Without a demonstration of improvement in quality of life or another marker that suggests clinical benefit, Mori Krantz, University of Colorado, expressed discomfort with approval based on the surrogate marker given the small safety signal.

Importance of Precedence

The majority in the split vote on lixivaptan to treat hyponatremia with SIADH again largely argued for a demonstration of clinical benefit.

This time, taking a positive view on approval, Fried contended that in SIADH patients, lixivaptan addresses the pathophysiology and other treatments are limited.

In the absence of a safety signal and a larger difference in treatment effect, lixivaptan garnered two votes for approval based on use of the same endpoint for Vaprisol and Samsca.

“I think that in the absence of a reason to refute or reject a thought-out decision of the past that we should, in a sense of fair play, apply the same rules to a company that went forward prospectively thinking that the ground rules had been established,” committee Chairman A. Michael Lincoff, Cleveland Clinic, explained

To Hospitalize, Or Not

The vaptans must be titrated to prevent overly rapid correction of serum sodium and in one of the studies for hyponatremia with SIADH, Cornerstone collected data to show the drug could be titrated safely at a well monitored site, such as a clinic or long-term care/nursing home facility, but outside the hospital setting.
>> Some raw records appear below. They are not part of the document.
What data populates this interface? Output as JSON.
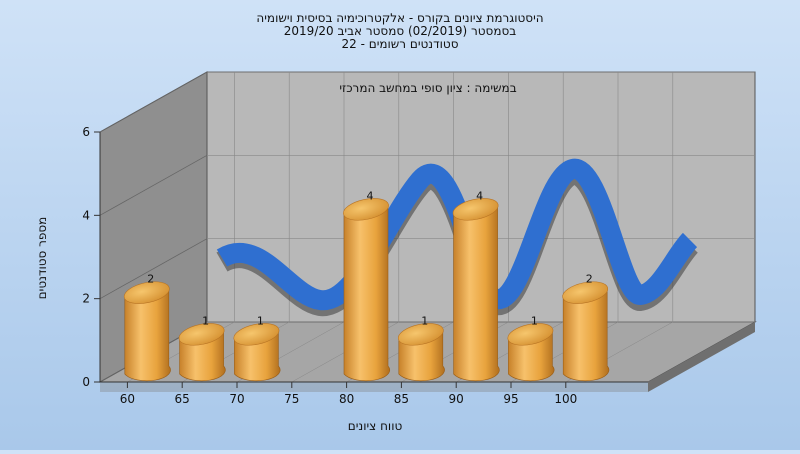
{
  "chart_data": {
    "type": "bar",
    "title_lines": [
      "היסטוגרמת ציונים בקורס - אלקטרוכימיה בסיסית וישומיה",
      "בסמסטר  (02/2019)  סמסטר אביב 2019/20",
      "סטודנטים רשומים - 22"
    ],
    "subtitle": "במשימה : ציון סופי במחשב המרכזי",
    "xlabel": "טווח ציונים",
    "ylabel": "מספר סטודנטים",
    "ylim": [
      0,
      6
    ],
    "yticks": [
      0,
      2,
      4,
      6
    ],
    "x_tick_labels": [
      "60",
      "65",
      "70",
      "75",
      "80",
      "85",
      "90",
      "95",
      "100"
    ],
    "bins": [
      62.5,
      67.5,
      72.5,
      77.5,
      82.5,
      87.5,
      92.5,
      97.5,
      102.5
    ],
    "values": [
      2,
      1,
      1,
      0,
      4,
      1,
      4,
      1,
      2
    ],
    "data_labels": [
      "2",
      "1",
      "1",
      "",
      "4",
      "1",
      "4",
      "1",
      "2"
    ],
    "bar_color": "#e8a33d",
    "curve_color": "#2f6fd0",
    "grid": true
  }
}
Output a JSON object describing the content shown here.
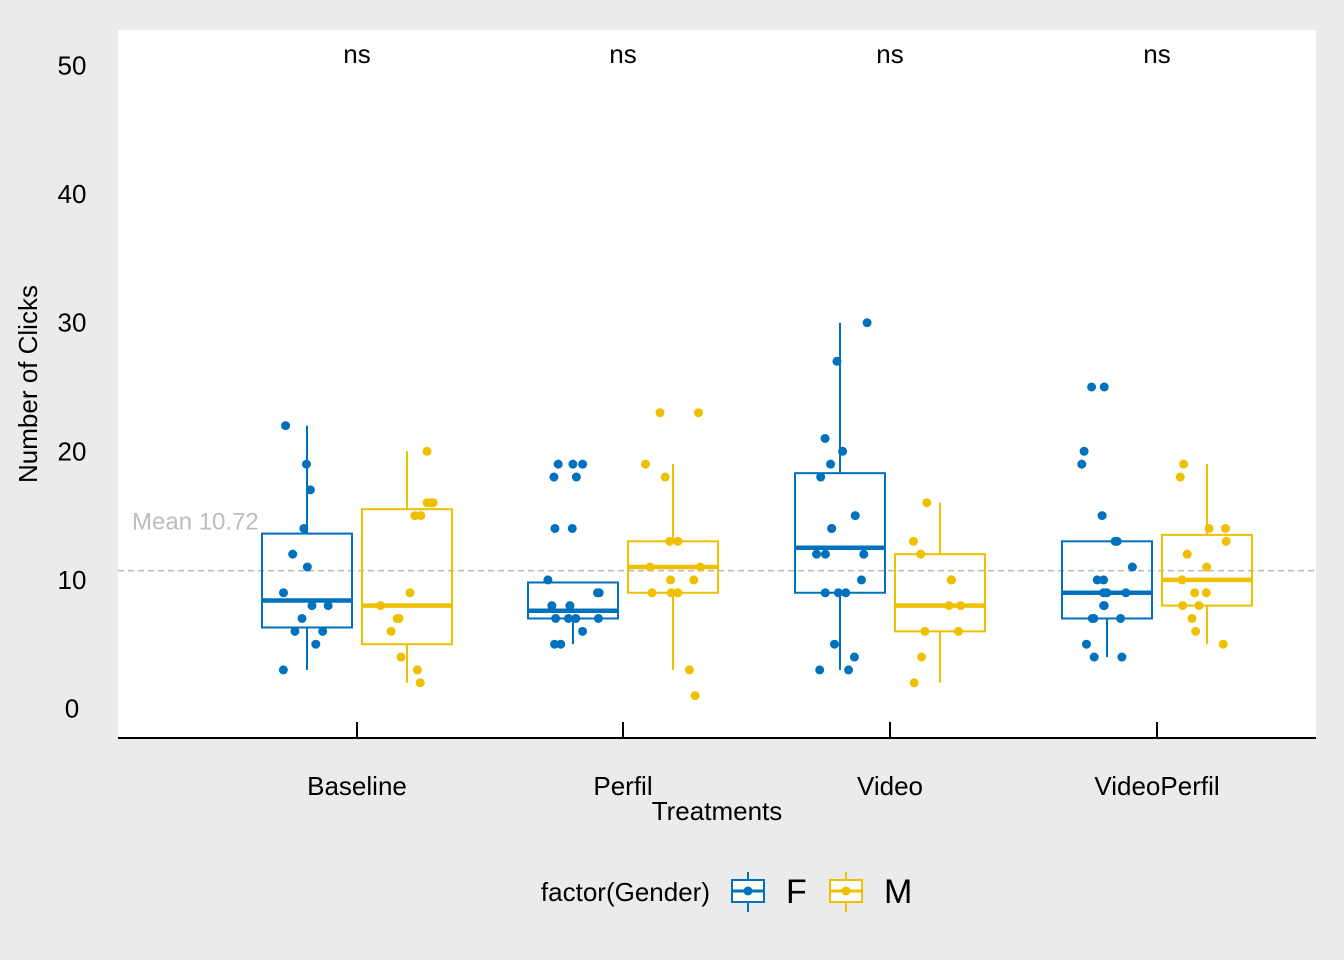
{
  "chart_data": {
    "type": "box",
    "categories": [
      "Baseline",
      "Perfil",
      "Video",
      "VideoPerfil"
    ],
    "xlabel": "Treatments",
    "ylabel": "Number of Clicks",
    "ylim": [
      0,
      50
    ],
    "yticks": [
      0,
      10,
      20,
      30,
      40,
      50
    ],
    "grid": false,
    "legend": {
      "title": "factor(Gender)",
      "position": "bottom"
    },
    "reference_line": {
      "value": 10.72,
      "label": "Mean 10.72",
      "style": "dashed",
      "color": "#bdbdbd"
    },
    "significance_labels": [
      "ns",
      "ns",
      "ns",
      "ns"
    ],
    "series": [
      {
        "name": "F",
        "color": "#0072bd",
        "boxes": [
          {
            "q1": 6.3,
            "median": 8.4,
            "q3": 13.6,
            "whisker_low": 3,
            "whisker_high": 22
          },
          {
            "q1": 7.0,
            "median": 7.6,
            "q3": 9.8,
            "whisker_low": 5,
            "whisker_high": 9.8
          },
          {
            "q1": 9.0,
            "median": 12.5,
            "q3": 18.3,
            "whisker_low": 3,
            "whisker_high": 30
          },
          {
            "q1": 7.0,
            "median": 9.0,
            "q3": 13.0,
            "whisker_low": 4,
            "whisker_high": 13.0
          }
        ],
        "points": [
          [
            19,
            17,
            22,
            12,
            14,
            11,
            9,
            8,
            8,
            7,
            6,
            6,
            5,
            3
          ],
          [
            19,
            19,
            19,
            18,
            18,
            14,
            14,
            10,
            9,
            9,
            8,
            8,
            7,
            7,
            7,
            7,
            6,
            5,
            5
          ],
          [
            30,
            27,
            21,
            20,
            19,
            18,
            15,
            14,
            14,
            12,
            12,
            12,
            10,
            9,
            9,
            9,
            5,
            4,
            3,
            3
          ],
          [
            25,
            25,
            20,
            19,
            15,
            13,
            13,
            11,
            10,
            10,
            9,
            9,
            9,
            8,
            8,
            7,
            7,
            7,
            5,
            4,
            4
          ]
        ]
      },
      {
        "name": "M",
        "color": "#efc000",
        "boxes": [
          {
            "q1": 5.0,
            "median": 8.0,
            "q3": 15.5,
            "whisker_low": 2,
            "whisker_high": 20
          },
          {
            "q1": 9.0,
            "median": 11.0,
            "q3": 13.0,
            "whisker_low": 3,
            "whisker_high": 19
          },
          {
            "q1": 6.0,
            "median": 8.0,
            "q3": 12.0,
            "whisker_low": 2,
            "whisker_high": 16
          },
          {
            "q1": 8.0,
            "median": 10.0,
            "q3": 13.5,
            "whisker_low": 5,
            "whisker_high": 19
          }
        ],
        "points": [
          [
            20,
            16,
            16,
            16,
            15,
            15,
            9,
            8,
            7,
            7,
            6,
            4,
            3,
            2
          ],
          [
            23,
            23,
            19,
            18,
            13,
            13,
            11,
            11,
            10,
            10,
            9,
            9,
            9,
            3,
            1
          ],
          [
            16,
            13,
            12,
            10,
            10,
            8,
            8,
            6,
            6,
            4,
            2
          ],
          [
            19,
            18,
            14,
            14,
            13,
            12,
            11,
            10,
            9,
            9,
            8,
            8,
            7,
            6,
            5
          ]
        ]
      }
    ]
  }
}
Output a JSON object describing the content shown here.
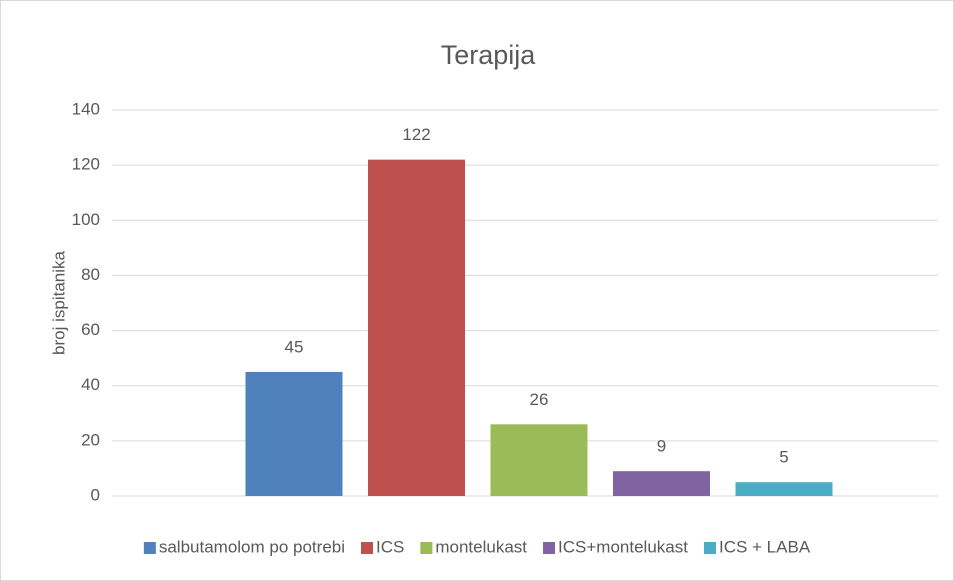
{
  "chart_data": {
    "type": "bar",
    "title": "Terapija",
    "y_label": "broj ispitanika",
    "categories": [
      null
    ],
    "series": [
      {
        "name": "salbutamolom po potrebi",
        "color": "#4f81bd",
        "values": [
          45
        ]
      },
      {
        "name": "ICS",
        "color": "#c0504d",
        "values": [
          122
        ]
      },
      {
        "name": "montelukast",
        "color": "#9bbb59",
        "values": [
          26
        ]
      },
      {
        "name": "ICS+montelukast",
        "color": "#8064a2",
        "values": [
          9
        ]
      },
      {
        "name": "ICS + LABA",
        "color": "#4bacc6",
        "values": [
          5
        ]
      }
    ],
    "ylim": [
      0,
      140
    ],
    "yticks": [
      0,
      20,
      40,
      60,
      80,
      100,
      120,
      140
    ],
    "grid": true,
    "legend": "bottom"
  }
}
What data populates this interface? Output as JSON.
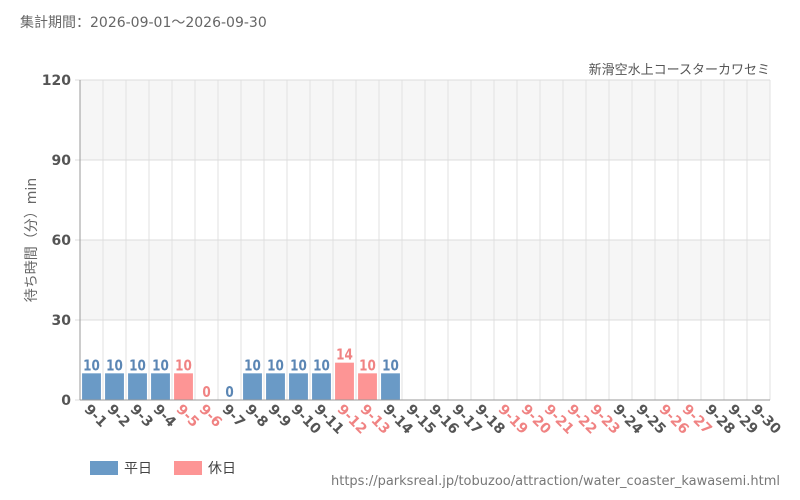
{
  "header": {
    "period": "集計期間：2026-09-01～2026-09-30"
  },
  "chart_data": {
    "type": "bar",
    "title": "新滑空水上コースターカワセミ",
    "ylabel": "待ち時間（分）min",
    "ylim": [
      0,
      120
    ],
    "yticks": [
      0,
      30,
      60,
      90,
      120
    ],
    "grid": true,
    "categories": [
      "9-1",
      "9-2",
      "9-3",
      "9-4",
      "9-5",
      "9-6",
      "9-7",
      "9-8",
      "9-9",
      "9-10",
      "9-11",
      "9-12",
      "9-13",
      "9-14",
      "9-15",
      "9-16",
      "9-17",
      "9-18",
      "9-19",
      "9-20",
      "9-21",
      "9-22",
      "9-23",
      "9-24",
      "9-25",
      "9-26",
      "9-27",
      "9-28",
      "9-29",
      "9-30"
    ],
    "values": [
      10,
      10,
      10,
      10,
      10,
      0,
      0,
      10,
      10,
      10,
      10,
      14,
      10,
      10,
      null,
      null,
      null,
      null,
      null,
      null,
      null,
      null,
      null,
      null,
      null,
      null,
      null,
      null,
      null,
      null
    ],
    "holiday": [
      false,
      false,
      false,
      false,
      true,
      true,
      false,
      false,
      false,
      false,
      false,
      true,
      true,
      false,
      false,
      false,
      false,
      false,
      true,
      true,
      true,
      true,
      true,
      false,
      false,
      true,
      true,
      false,
      false,
      false
    ],
    "legend": [
      {
        "label": "平日",
        "color": "#6a9ac6"
      },
      {
        "label": "休日",
        "color": "#fd9595"
      }
    ],
    "legend_position": "bottom-left",
    "colors": {
      "weekday": "#6a9ac6",
      "holiday": "#fd9595",
      "weekday_text": "#5b86b4",
      "holiday_text": "#f08383"
    }
  },
  "footer": {
    "source": "https://parksreal.jp/tobuzoo/attraction/water_coaster_kawasemi.html"
  }
}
Both conivaptan and tolvaptan are initiated in the hospital.

FDA briefing documents had suggested lixivaptan initiation in the hospital would be the preferable course (Also see "FDA Review Panel For Cornerstone’s Lixivaptan To Consider Safety Of Outpatient Initiation" - Pink Sheet, 11 Sep, 2012.).

If FDA were to approve lixivaptan, panel members generally preferred initiation in a hospital where a patient can be closely monitored and there is the capability for rapid analysis of serum sodium levels, which are required at 8, 24 and 48 hours after the first dose. Fried countered that facilities with point-of-care analysis could be suitable.

Lincoff suggested outpatient titration could be possible “with a very specific, a very strict REMS, not the sort of hand-waving to educate, but the very specific procedures on how it should be done” in a facility where the lab values can be seen quickly.